Developer Bill Levy, who consulted on student housing projects in northeastern Wisconsin, that in such projects “the ratio of students to parking is low … student demand isn’t always what you’d see for a conventional apartment.”

At-large Ald. Amy Seeboth-Wilson, who works for UW–Platteville, said 62 percent of UWP residence hall students and 13 percent of commuter students buy parking.

Harms said basic student needs are available within walking distance or by Platteville Public Transportation.

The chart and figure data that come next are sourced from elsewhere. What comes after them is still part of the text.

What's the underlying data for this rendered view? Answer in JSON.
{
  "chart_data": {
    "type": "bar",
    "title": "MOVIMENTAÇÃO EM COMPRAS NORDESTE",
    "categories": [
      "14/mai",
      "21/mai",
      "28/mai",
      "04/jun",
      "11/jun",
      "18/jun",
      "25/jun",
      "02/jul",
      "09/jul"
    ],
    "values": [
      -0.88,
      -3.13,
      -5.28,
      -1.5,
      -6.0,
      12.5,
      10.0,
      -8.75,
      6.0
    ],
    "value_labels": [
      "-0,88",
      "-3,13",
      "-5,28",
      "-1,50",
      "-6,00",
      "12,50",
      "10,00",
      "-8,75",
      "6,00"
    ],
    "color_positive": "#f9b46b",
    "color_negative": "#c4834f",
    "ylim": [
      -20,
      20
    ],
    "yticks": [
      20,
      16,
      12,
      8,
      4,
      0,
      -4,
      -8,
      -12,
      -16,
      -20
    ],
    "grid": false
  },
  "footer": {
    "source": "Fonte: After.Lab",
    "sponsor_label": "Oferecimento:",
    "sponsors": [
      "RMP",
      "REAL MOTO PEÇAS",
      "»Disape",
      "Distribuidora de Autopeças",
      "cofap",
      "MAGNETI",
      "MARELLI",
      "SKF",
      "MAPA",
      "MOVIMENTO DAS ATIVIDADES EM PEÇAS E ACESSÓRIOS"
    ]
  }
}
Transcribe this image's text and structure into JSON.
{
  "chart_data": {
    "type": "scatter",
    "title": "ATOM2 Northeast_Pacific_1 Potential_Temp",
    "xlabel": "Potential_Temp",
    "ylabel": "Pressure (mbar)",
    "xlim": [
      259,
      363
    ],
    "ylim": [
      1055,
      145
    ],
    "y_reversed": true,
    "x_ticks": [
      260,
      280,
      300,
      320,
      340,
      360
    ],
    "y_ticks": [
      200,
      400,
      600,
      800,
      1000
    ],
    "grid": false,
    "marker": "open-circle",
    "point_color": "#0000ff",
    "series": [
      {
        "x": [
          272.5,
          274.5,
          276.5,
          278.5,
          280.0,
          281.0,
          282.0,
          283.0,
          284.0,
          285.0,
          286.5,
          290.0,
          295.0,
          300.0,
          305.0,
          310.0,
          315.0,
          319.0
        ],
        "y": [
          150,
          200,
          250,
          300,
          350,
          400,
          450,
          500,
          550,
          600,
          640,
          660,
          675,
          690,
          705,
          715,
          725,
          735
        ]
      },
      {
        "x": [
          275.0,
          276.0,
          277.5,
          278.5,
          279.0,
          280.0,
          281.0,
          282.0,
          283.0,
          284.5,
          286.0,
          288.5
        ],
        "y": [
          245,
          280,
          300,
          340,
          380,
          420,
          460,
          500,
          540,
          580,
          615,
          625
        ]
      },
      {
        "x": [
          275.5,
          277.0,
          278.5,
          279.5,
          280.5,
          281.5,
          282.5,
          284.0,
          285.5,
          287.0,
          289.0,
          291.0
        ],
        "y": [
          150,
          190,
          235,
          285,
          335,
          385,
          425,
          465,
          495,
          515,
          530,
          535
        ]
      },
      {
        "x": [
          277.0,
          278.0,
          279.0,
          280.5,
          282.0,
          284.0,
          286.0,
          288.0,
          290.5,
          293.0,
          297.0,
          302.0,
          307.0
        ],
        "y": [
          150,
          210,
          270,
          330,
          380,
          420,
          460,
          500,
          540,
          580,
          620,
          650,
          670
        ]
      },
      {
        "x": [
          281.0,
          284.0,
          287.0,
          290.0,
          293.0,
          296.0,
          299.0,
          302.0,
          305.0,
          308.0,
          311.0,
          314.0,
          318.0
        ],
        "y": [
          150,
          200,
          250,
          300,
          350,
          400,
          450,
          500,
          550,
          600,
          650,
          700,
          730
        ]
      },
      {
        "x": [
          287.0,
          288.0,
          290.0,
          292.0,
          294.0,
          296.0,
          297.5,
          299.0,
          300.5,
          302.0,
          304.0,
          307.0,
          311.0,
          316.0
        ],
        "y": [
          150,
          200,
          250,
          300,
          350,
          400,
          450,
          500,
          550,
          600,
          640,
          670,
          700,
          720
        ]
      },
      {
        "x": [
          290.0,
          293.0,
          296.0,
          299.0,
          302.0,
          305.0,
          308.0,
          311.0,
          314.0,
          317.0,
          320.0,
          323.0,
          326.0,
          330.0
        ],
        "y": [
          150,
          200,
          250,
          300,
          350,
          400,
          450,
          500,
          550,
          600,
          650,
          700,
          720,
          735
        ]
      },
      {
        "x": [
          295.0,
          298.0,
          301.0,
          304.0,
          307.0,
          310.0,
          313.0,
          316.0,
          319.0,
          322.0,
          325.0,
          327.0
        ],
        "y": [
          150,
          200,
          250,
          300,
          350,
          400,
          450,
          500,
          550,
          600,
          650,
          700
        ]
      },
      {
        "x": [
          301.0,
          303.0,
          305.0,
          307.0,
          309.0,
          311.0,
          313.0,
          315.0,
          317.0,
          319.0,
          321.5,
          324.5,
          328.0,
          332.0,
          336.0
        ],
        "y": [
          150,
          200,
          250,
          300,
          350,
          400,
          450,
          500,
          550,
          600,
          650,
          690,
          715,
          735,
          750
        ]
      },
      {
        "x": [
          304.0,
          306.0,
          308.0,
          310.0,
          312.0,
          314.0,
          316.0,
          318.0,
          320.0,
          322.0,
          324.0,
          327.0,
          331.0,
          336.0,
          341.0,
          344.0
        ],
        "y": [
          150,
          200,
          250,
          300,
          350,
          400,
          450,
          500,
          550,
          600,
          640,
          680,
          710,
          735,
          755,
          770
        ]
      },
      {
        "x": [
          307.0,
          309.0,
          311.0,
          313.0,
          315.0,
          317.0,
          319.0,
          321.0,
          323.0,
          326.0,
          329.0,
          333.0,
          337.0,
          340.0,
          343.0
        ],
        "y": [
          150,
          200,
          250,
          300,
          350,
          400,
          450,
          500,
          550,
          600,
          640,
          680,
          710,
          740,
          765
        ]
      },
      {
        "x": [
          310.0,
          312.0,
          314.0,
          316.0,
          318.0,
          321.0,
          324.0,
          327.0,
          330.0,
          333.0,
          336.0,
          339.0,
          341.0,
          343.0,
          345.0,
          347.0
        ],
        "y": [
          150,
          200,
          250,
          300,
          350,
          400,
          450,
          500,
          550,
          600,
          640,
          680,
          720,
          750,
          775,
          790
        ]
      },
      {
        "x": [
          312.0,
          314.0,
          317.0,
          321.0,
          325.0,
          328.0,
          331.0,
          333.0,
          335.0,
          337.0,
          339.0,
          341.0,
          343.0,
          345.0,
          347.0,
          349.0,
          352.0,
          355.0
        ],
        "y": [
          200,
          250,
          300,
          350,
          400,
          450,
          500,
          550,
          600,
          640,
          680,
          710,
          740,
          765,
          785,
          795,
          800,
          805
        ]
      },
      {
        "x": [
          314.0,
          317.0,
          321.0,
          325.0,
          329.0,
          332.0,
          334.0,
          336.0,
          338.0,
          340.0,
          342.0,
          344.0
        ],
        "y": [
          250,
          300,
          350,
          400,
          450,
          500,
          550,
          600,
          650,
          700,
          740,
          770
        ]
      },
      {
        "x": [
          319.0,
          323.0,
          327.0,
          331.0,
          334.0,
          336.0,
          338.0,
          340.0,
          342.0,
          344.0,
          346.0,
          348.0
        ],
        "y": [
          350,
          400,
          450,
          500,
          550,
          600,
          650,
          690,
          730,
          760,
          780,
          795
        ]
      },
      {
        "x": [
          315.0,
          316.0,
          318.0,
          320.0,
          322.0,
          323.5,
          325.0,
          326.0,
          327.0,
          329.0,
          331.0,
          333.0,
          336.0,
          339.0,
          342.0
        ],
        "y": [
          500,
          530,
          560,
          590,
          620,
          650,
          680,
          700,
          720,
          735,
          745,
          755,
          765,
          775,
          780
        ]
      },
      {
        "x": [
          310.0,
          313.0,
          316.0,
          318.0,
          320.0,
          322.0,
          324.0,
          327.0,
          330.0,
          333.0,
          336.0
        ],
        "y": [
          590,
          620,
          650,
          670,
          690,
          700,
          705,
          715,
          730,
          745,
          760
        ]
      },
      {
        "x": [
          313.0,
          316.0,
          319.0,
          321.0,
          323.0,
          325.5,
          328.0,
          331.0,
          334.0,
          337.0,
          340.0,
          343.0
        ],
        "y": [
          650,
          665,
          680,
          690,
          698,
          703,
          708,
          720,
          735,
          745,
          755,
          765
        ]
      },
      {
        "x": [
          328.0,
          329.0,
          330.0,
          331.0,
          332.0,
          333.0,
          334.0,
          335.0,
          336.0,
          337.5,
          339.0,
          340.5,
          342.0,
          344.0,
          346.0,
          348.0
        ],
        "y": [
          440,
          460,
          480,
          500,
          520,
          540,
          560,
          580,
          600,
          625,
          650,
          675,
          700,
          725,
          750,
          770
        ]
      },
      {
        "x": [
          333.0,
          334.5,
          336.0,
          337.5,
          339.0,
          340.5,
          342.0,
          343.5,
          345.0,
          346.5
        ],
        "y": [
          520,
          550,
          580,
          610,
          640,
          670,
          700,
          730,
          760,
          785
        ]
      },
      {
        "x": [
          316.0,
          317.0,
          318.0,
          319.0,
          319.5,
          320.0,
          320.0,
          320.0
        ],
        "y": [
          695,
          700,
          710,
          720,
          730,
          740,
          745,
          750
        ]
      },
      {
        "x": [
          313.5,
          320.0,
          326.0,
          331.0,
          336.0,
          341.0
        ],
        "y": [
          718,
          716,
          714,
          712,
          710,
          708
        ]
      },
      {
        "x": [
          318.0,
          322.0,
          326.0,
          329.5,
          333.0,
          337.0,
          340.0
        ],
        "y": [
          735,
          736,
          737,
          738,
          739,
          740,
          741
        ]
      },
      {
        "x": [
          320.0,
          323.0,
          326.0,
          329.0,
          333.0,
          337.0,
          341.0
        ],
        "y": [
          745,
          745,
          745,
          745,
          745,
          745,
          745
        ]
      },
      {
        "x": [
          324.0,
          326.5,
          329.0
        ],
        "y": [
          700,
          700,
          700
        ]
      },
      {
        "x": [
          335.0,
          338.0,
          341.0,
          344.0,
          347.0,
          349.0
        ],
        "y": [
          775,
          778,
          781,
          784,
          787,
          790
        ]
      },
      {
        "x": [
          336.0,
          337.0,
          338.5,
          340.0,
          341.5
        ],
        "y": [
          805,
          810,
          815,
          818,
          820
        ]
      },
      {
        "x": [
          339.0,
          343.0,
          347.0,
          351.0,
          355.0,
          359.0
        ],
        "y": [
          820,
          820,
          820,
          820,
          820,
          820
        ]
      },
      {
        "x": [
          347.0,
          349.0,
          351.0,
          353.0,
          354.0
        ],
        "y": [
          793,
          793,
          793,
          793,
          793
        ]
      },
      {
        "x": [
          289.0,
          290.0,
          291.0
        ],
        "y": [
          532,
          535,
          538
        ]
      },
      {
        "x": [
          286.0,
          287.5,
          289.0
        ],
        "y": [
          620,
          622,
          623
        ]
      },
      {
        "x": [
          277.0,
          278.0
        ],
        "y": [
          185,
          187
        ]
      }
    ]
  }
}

He said the project could provide a passenger van for trips to stores.

The proposal includes 39 spaces of on-street parking along Greenwood Avenue and Bradford Street, along with around 30 underground parking spaces proposed to be accessed from West Pine Street west of Bradford Street.

Common Council President Eileen Nickels sounded reluctant to require less parking than zoning requires.

“Maybe these students may not bring cars, but if they do, what do we do as a city?” she said. “I’m not saying no. … I’m just saying, what do we do as a fallback guarantee if you need 30 or 40” spots.

Two large apartment complexes near campus, Washington Place and Twin Pines, were required to meet city parking requirements. The Rountree Commons dorm was not, Seeboth-Wilson said.

One possibility is the project’s renting parking spaces in one of UW–Platteville’s remote lots with vacancies, such as the Memorial Park lot on Greenwood Avenue.

“I’m skeptical of your 30 percent ratio, but I don’t mind a discussion of remote parking,” said Seeboth-Wilson.

District 1 Ald. Barb Stockhausen proposed including the project in downtown parking conversations. A meeting about downtown parking will be held at Julie’s Da Vine Wine & Stein on West Main Street Thursday at 6 p.m.

“I don’t like to mix residential with downtown,” replied District 3 Ald. Barb Daus, who said the two should be a “separate conversation.”

The proposal includes a three-story L-shaped housing building along Greenwood Avenue and Bradford Street with 48 two- and four-bedroom apartments to house up to 144 students.

The chapel is proposed to be on West Pine Street east of South Hickory Street, with the student center to the south. A courtyard would serve as both greenspace and a storm water retention area, with walkways from the north and the southeast.

If approved and funds are raised, project work could begin next spring and summer and be completed sometime in 2017. The project is expected to be submitted to the Plan Commission in February or March as two Planned Unit Developments, one for the chapel and one for the apartments.